Former president could follow the path taken by Vice President Spiro Agnew
Legal experts — even many Republicans — have said that the federal indictment against Donald Trump for his handling of classified and sensitive documents is serious and fairly air-tight.
The 37 felony counts could well land the former president in prison for the rest of his life.
The allegations are so damning — and backed up by his own words — that Trump's rivals for the 2024 Republican presidential nomination are being asked whether they would consider pardoning Trump.
Yet, a pardon is not the former president's only possible “get-out-of-jail card,” according to one prominent TV news host.
One has only to look at the outcome of charges against a previous Republican in the White House to see the potential “out” for Trump in this case, said MSNBC host Rachel Maddow.
“So, who knows what’s gonna happen? But if this is as strong a case as the indictment makes it look, right, and that’s the prosecution's best-case, it will get challenged in court, it will be an adversarial process, we will see how strong the defense is. But if the indictment is that strong and the Justice Department is going to treat this as a like case compared to other people who have been charged under the Espionage Act for mishandling classified information, then he is looking at jail time,” Maddow said. “And what would Donald Trump do to avoid jail time? I guess, I literally suppose, that he would do anything.
“And if it’s going to come to him avoiding jail time, now that this indictment exists, he’s either going to have to win in court. Defending yourself against these charges by saying, ‘Yes I did it,’ is not a great defense. So how else can you avoid jail time? Well, you can plea in exchange for lenience. And we’ve seen lots of people, including Reality Winner, a very high-profile case, plead in exchange for lenience and still get jail time,” she added, referring to the American U.S. Air Force veteran and former translator who went to prison for an unauthorized release of government information to the media after she leaked an intelligence report about Russian interference in the 2016 United States elections.
Maddow went back to the example of President Richard Nixon's first vice president who pleaded “no-contest” to a charge related to his public corruption from his time in Maryland politics.

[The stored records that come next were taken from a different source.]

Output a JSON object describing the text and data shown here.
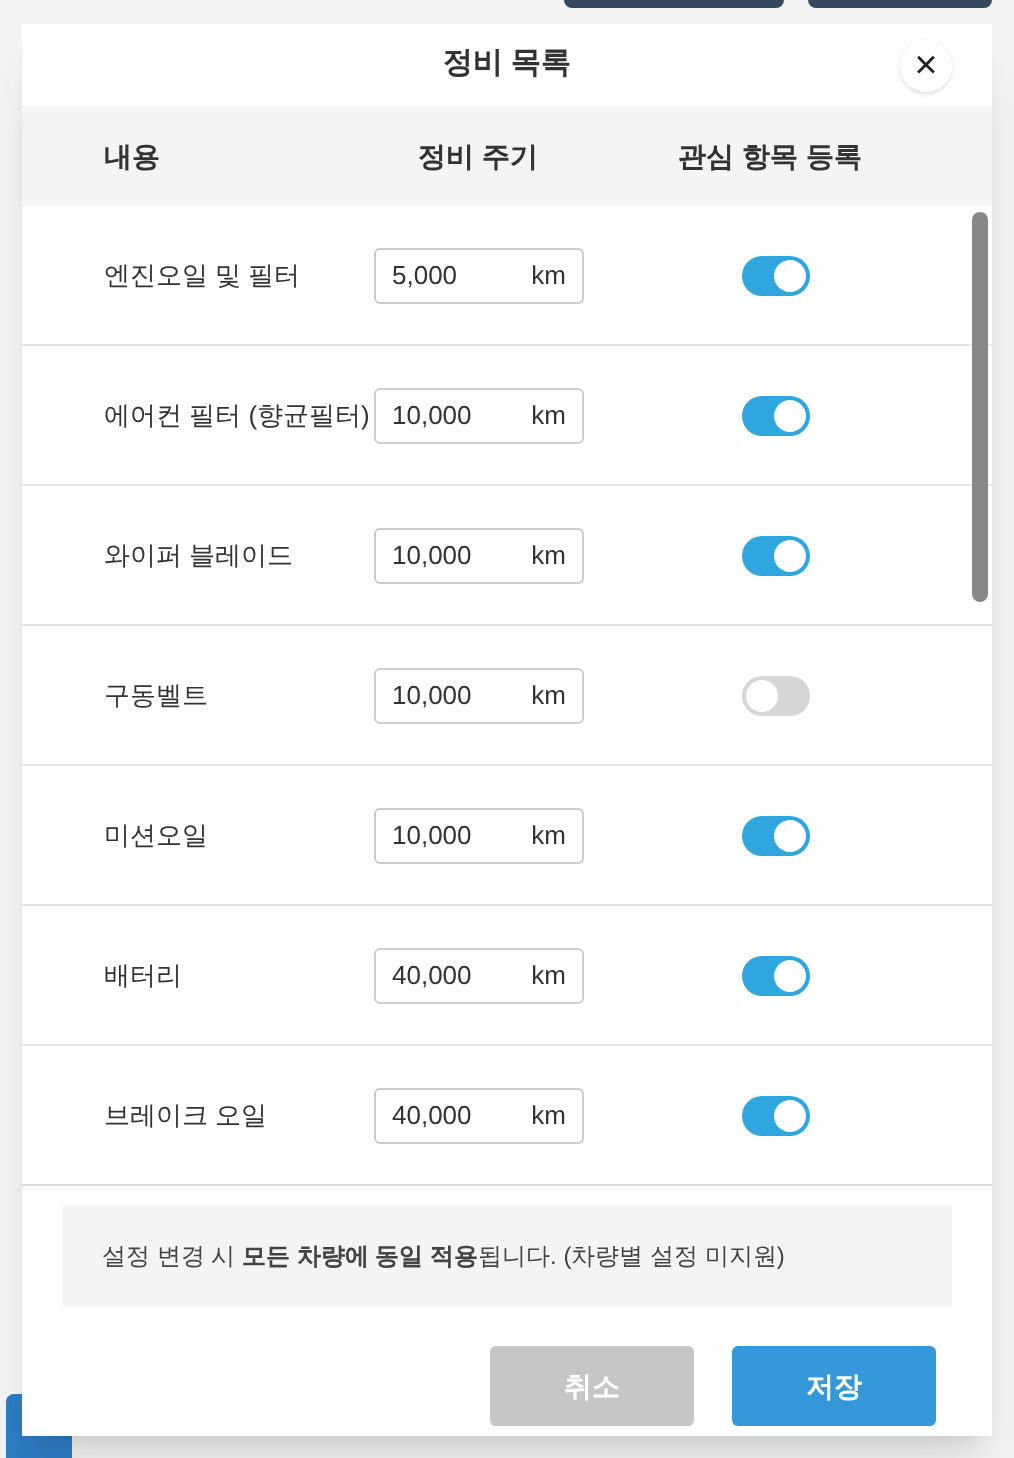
{
  "dialog": {
    "title": "정비 목록",
    "close": "×"
  },
  "columns": [
    "내용",
    "정비 주기",
    "관심 항목 등록"
  ],
  "rows": [
    {
      "name": "엔진오일 및 필터",
      "interval": "5,000",
      "unit": "km",
      "on": true
    },
    {
      "name": "에어컨 필터 (향균필터)",
      "interval": "10,000",
      "unit": "km",
      "on": true
    },
    {
      "name": "와이퍼 블레이드",
      "interval": "10,000",
      "unit": "km",
      "on": true
    },
    {
      "name": "구동벨트",
      "interval": "10,000",
      "unit": "km",
      "on": false
    },
    {
      "name": "미션오일",
      "interval": "10,000",
      "unit": "km",
      "on": true
    },
    {
      "name": "배터리",
      "interval": "40,000",
      "unit": "km",
      "on": true
    },
    {
      "name": "브레이크 오일",
      "interval": "40,000",
      "unit": "km",
      "on": true
    }
  ],
  "notice": "설정 변경 시 **모든 차량에 동일 적용**됩니다. (차량별 설정 미지원)",
  "buttons": [
    {
      "label": "취소",
      "kind": "cancel"
    },
    {
      "label": "저장",
      "kind": "save"
    }
  ]
}
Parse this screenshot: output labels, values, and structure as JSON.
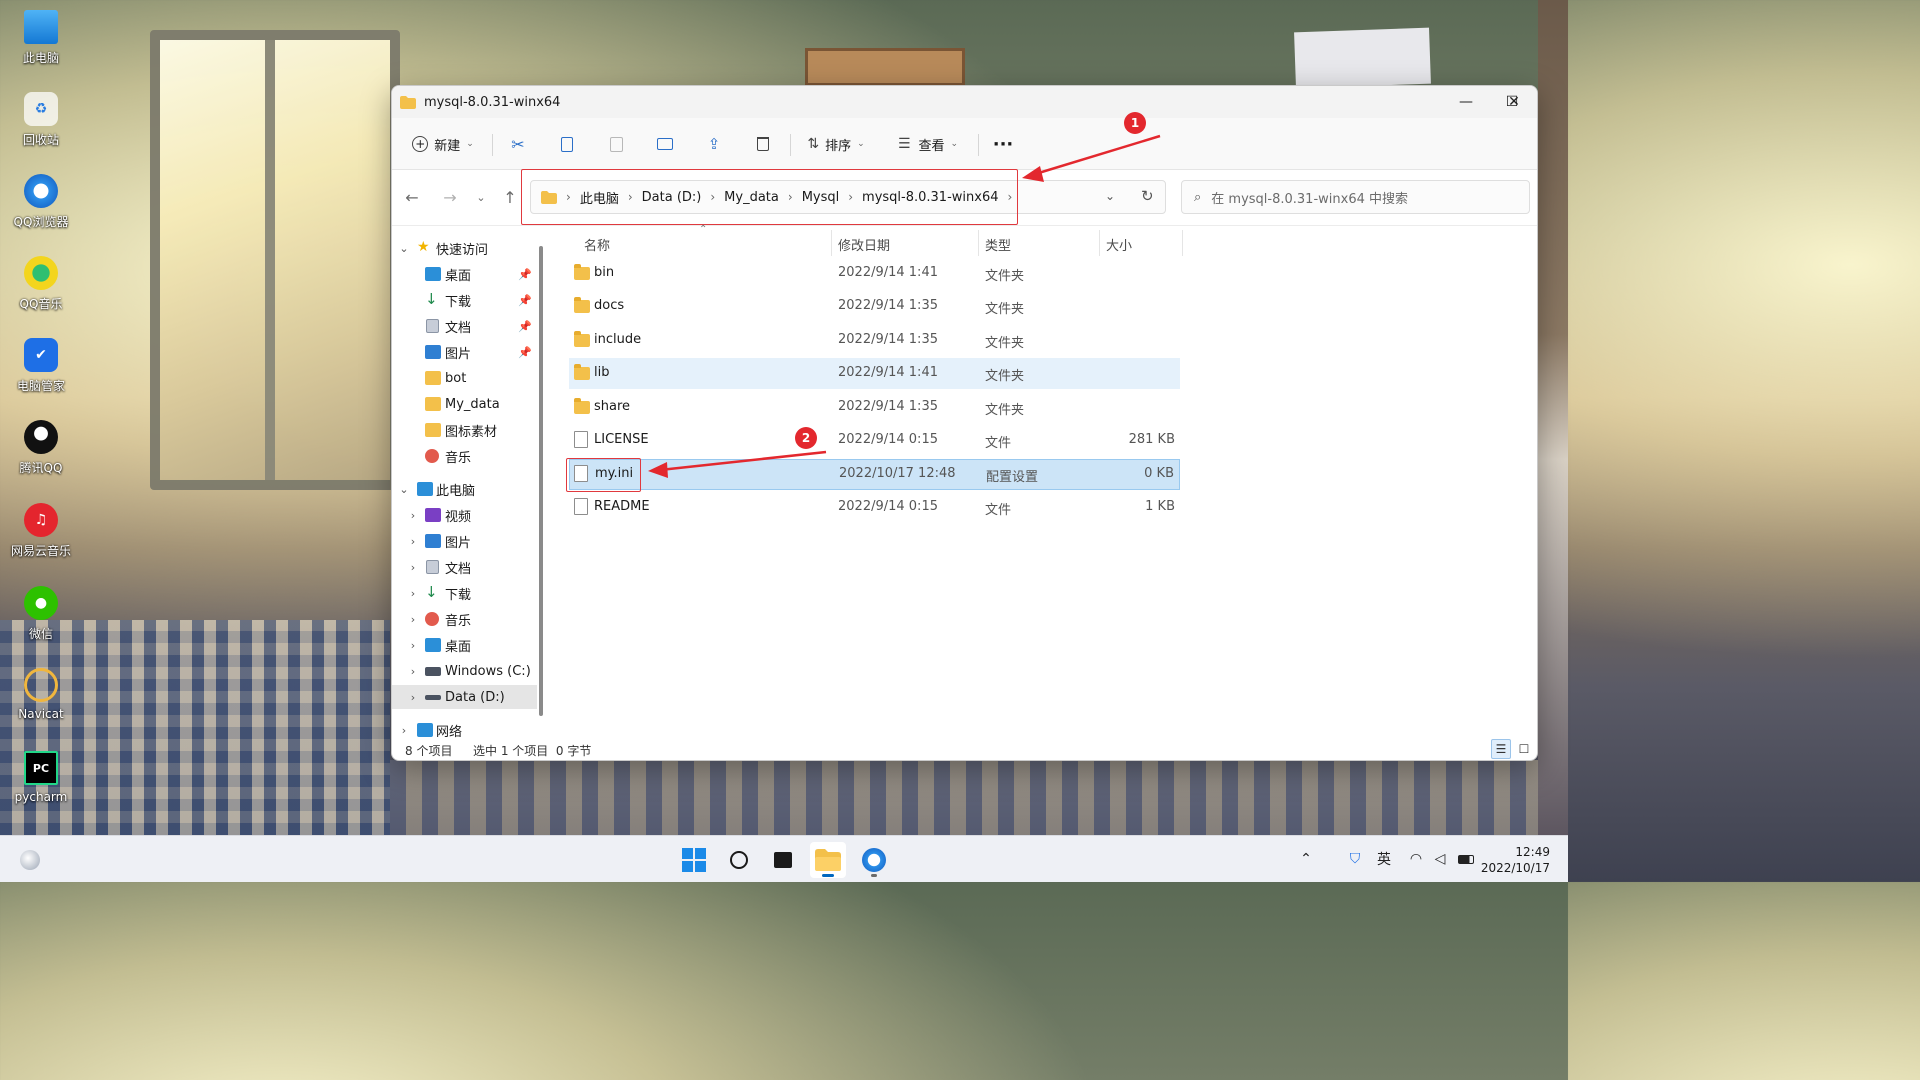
{
  "desktop_icons": [
    {
      "label": "此电脑",
      "icon": "computer-icon"
    },
    {
      "label": "回收站",
      "icon": "recycle-bin-icon"
    },
    {
      "label": "QQ浏览器",
      "icon": "qq-browser-icon"
    },
    {
      "label": "QQ音乐",
      "icon": "qq-music-icon"
    },
    {
      "label": "电脑管家",
      "icon": "pc-manager-icon"
    },
    {
      "label": "腾讯QQ",
      "icon": "qq-icon"
    },
    {
      "label": "网易云音乐",
      "icon": "netease-music-icon"
    },
    {
      "label": "微信",
      "icon": "wechat-icon"
    },
    {
      "label": "Navicat",
      "icon": "navicat-icon"
    },
    {
      "label": "pycharm",
      "icon": "pycharm-icon"
    }
  ],
  "window": {
    "title": "mysql-8.0.31-winx64",
    "minimize": "—",
    "maximize": "☐",
    "close": "✕"
  },
  "toolbar": {
    "new_label": "新建",
    "sort_label": "排序",
    "view_label": "查看",
    "more_label": "···"
  },
  "address": {
    "crumbs": [
      "此电脑",
      "Data (D:)",
      "My_data",
      "Mysql",
      "mysql-8.0.31-winx64"
    ],
    "search_placeholder": "在 mysql-8.0.31-winx64 中搜索"
  },
  "sidebar": {
    "quick_access": "快速访问",
    "quick_items": [
      "桌面",
      "下载",
      "文档",
      "图片",
      "bot",
      "My_data",
      "图标素材",
      "音乐"
    ],
    "this_pc": "此电脑",
    "pc_items": [
      "视频",
      "图片",
      "文档",
      "下载",
      "音乐",
      "桌面",
      "Windows (C:)",
      "Data (D:)"
    ],
    "network": "网络"
  },
  "columns": {
    "name": "名称",
    "date": "修改日期",
    "type": "类型",
    "size": "大小"
  },
  "files": [
    {
      "name": "bin",
      "date": "2022/9/14 1:41",
      "type": "文件夹",
      "size": "",
      "kind": "folder"
    },
    {
      "name": "docs",
      "date": "2022/9/14 1:35",
      "type": "文件夹",
      "size": "",
      "kind": "folder"
    },
    {
      "name": "include",
      "date": "2022/9/14 1:35",
      "type": "文件夹",
      "size": "",
      "kind": "folder"
    },
    {
      "name": "lib",
      "date": "2022/9/14 1:41",
      "type": "文件夹",
      "size": "",
      "kind": "folder"
    },
    {
      "name": "share",
      "date": "2022/9/14 1:35",
      "type": "文件夹",
      "size": "",
      "kind": "folder"
    },
    {
      "name": "LICENSE",
      "date": "2022/9/14 0:15",
      "type": "文件",
      "size": "281 KB",
      "kind": "file"
    },
    {
      "name": "my.ini",
      "date": "2022/10/17 12:48",
      "type": "配置设置",
      "size": "0 KB",
      "kind": "file"
    },
    {
      "name": "README",
      "date": "2022/9/14 0:15",
      "type": "文件",
      "size": "1 KB",
      "kind": "file"
    }
  ],
  "status": {
    "count": "8 个项目",
    "selection": "选中 1 个项目  0 字节"
  },
  "annotations": {
    "badge1": "1",
    "badge2": "2"
  },
  "taskbar": {
    "ime": "英",
    "time": "12:49",
    "date": "2022/10/17"
  },
  "colors": {
    "accent": "#0067c0",
    "annotation": "#e3282e",
    "folder": "#f3c04a",
    "selected_row": "#cce4f7"
  }
}
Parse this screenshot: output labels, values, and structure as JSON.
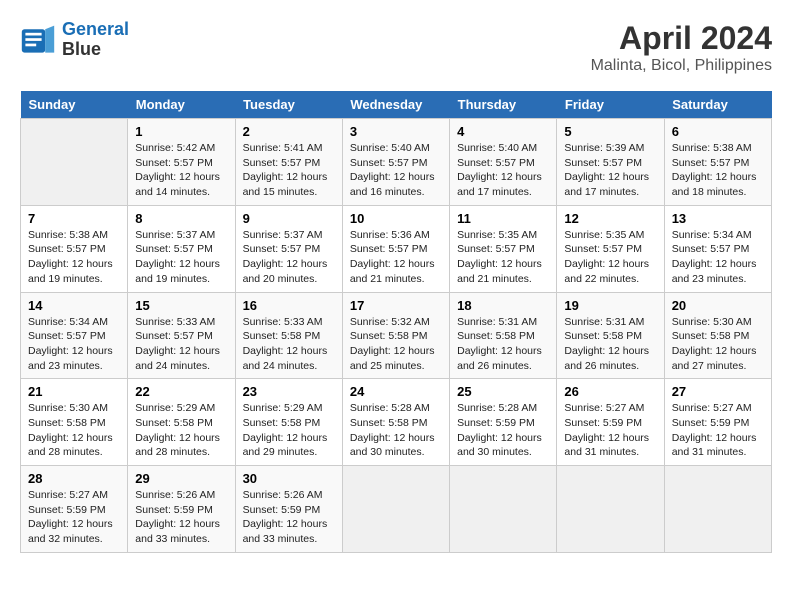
{
  "header": {
    "logo_line1": "General",
    "logo_line2": "Blue",
    "title": "April 2024",
    "subtitle": "Malinta, Bicol, Philippines"
  },
  "weekdays": [
    "Sunday",
    "Monday",
    "Tuesday",
    "Wednesday",
    "Thursday",
    "Friday",
    "Saturday"
  ],
  "weeks": [
    [
      {
        "day": "",
        "empty": true
      },
      {
        "day": "1",
        "sunrise": "5:42 AM",
        "sunset": "5:57 PM",
        "daylight": "12 hours and 14 minutes."
      },
      {
        "day": "2",
        "sunrise": "5:41 AM",
        "sunset": "5:57 PM",
        "daylight": "12 hours and 15 minutes."
      },
      {
        "day": "3",
        "sunrise": "5:40 AM",
        "sunset": "5:57 PM",
        "daylight": "12 hours and 16 minutes."
      },
      {
        "day": "4",
        "sunrise": "5:40 AM",
        "sunset": "5:57 PM",
        "daylight": "12 hours and 17 minutes."
      },
      {
        "day": "5",
        "sunrise": "5:39 AM",
        "sunset": "5:57 PM",
        "daylight": "12 hours and 17 minutes."
      },
      {
        "day": "6",
        "sunrise": "5:38 AM",
        "sunset": "5:57 PM",
        "daylight": "12 hours and 18 minutes."
      }
    ],
    [
      {
        "day": "7",
        "sunrise": "5:38 AM",
        "sunset": "5:57 PM",
        "daylight": "12 hours and 19 minutes."
      },
      {
        "day": "8",
        "sunrise": "5:37 AM",
        "sunset": "5:57 PM",
        "daylight": "12 hours and 19 minutes."
      },
      {
        "day": "9",
        "sunrise": "5:37 AM",
        "sunset": "5:57 PM",
        "daylight": "12 hours and 20 minutes."
      },
      {
        "day": "10",
        "sunrise": "5:36 AM",
        "sunset": "5:57 PM",
        "daylight": "12 hours and 21 minutes."
      },
      {
        "day": "11",
        "sunrise": "5:35 AM",
        "sunset": "5:57 PM",
        "daylight": "12 hours and 21 minutes."
      },
      {
        "day": "12",
        "sunrise": "5:35 AM",
        "sunset": "5:57 PM",
        "daylight": "12 hours and 22 minutes."
      },
      {
        "day": "13",
        "sunrise": "5:34 AM",
        "sunset": "5:57 PM",
        "daylight": "12 hours and 23 minutes."
      }
    ],
    [
      {
        "day": "14",
        "sunrise": "5:34 AM",
        "sunset": "5:57 PM",
        "daylight": "12 hours and 23 minutes."
      },
      {
        "day": "15",
        "sunrise": "5:33 AM",
        "sunset": "5:57 PM",
        "daylight": "12 hours and 24 minutes."
      },
      {
        "day": "16",
        "sunrise": "5:33 AM",
        "sunset": "5:58 PM",
        "daylight": "12 hours and 24 minutes."
      },
      {
        "day": "17",
        "sunrise": "5:32 AM",
        "sunset": "5:58 PM",
        "daylight": "12 hours and 25 minutes."
      },
      {
        "day": "18",
        "sunrise": "5:31 AM",
        "sunset": "5:58 PM",
        "daylight": "12 hours and 26 minutes."
      },
      {
        "day": "19",
        "sunrise": "5:31 AM",
        "sunset": "5:58 PM",
        "daylight": "12 hours and 26 minutes."
      },
      {
        "day": "20",
        "sunrise": "5:30 AM",
        "sunset": "5:58 PM",
        "daylight": "12 hours and 27 minutes."
      }
    ],
    [
      {
        "day": "21",
        "sunrise": "5:30 AM",
        "sunset": "5:58 PM",
        "daylight": "12 hours and 28 minutes."
      },
      {
        "day": "22",
        "sunrise": "5:29 AM",
        "sunset": "5:58 PM",
        "daylight": "12 hours and 28 minutes."
      },
      {
        "day": "23",
        "sunrise": "5:29 AM",
        "sunset": "5:58 PM",
        "daylight": "12 hours and 29 minutes."
      },
      {
        "day": "24",
        "sunrise": "5:28 AM",
        "sunset": "5:58 PM",
        "daylight": "12 hours and 30 minutes."
      },
      {
        "day": "25",
        "sunrise": "5:28 AM",
        "sunset": "5:59 PM",
        "daylight": "12 hours and 30 minutes."
      },
      {
        "day": "26",
        "sunrise": "5:27 AM",
        "sunset": "5:59 PM",
        "daylight": "12 hours and 31 minutes."
      },
      {
        "day": "27",
        "sunrise": "5:27 AM",
        "sunset": "5:59 PM",
        "daylight": "12 hours and 31 minutes."
      }
    ],
    [
      {
        "day": "28",
        "sunrise": "5:27 AM",
        "sunset": "5:59 PM",
        "daylight": "12 hours and 32 minutes."
      },
      {
        "day": "29",
        "sunrise": "5:26 AM",
        "sunset": "5:59 PM",
        "daylight": "12 hours and 33 minutes."
      },
      {
        "day": "30",
        "sunrise": "5:26 AM",
        "sunset": "5:59 PM",
        "daylight": "12 hours and 33 minutes."
      },
      {
        "day": "",
        "empty": true
      },
      {
        "day": "",
        "empty": true
      },
      {
        "day": "",
        "empty": true
      },
      {
        "day": "",
        "empty": true
      }
    ]
  ]
}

“What can he offer prosecutors other than his confession, his cooperation? I mean, this is a crime he can only commit because he was in high public office,” Maddow said of Trump. “Spiro Agnew used that as a get-out-of-jail-free card. It’s not just that he was vice president, it was that prosecutors assumed that he was about to become president because Nixon was teetering, they were right.
“In order to keep Agnew out, they traded him essentially jail time for his resignation. I’m not saying that’s what the [Justice Department] should agree to. I’m not saying that’s what Trump should try for or his defense should offer it. I’m not even saying it would be good or bad for the country,” added Maddow, who produced the podcast Bagman to tell the Agnew story. “I’m just saying, the one other time we’ve dealt with this as a country, that’s how we did it.”
Coming up with such a deal could be difficult to come up with because it would have to cover all of the potential prosecutions of Trump, including those related to election interference and his role in the January 6, 2021, insurrection, Maddow said.
“Well, I had Ron Liebman, who was one of the prosecutors of Agnew, on the show with me Monday night, and he said, ‘Listen, it would have to be a global non-prosecution agreement.’ And with this many pending investigations and charges against him, that would be hard. But nothing about this is easy.
“Again, I don’t know that this is going to happen, I don’t know that it should, but I think we should get real about the fact that the only other time it’s happened, that was the most important card on the table,” she said.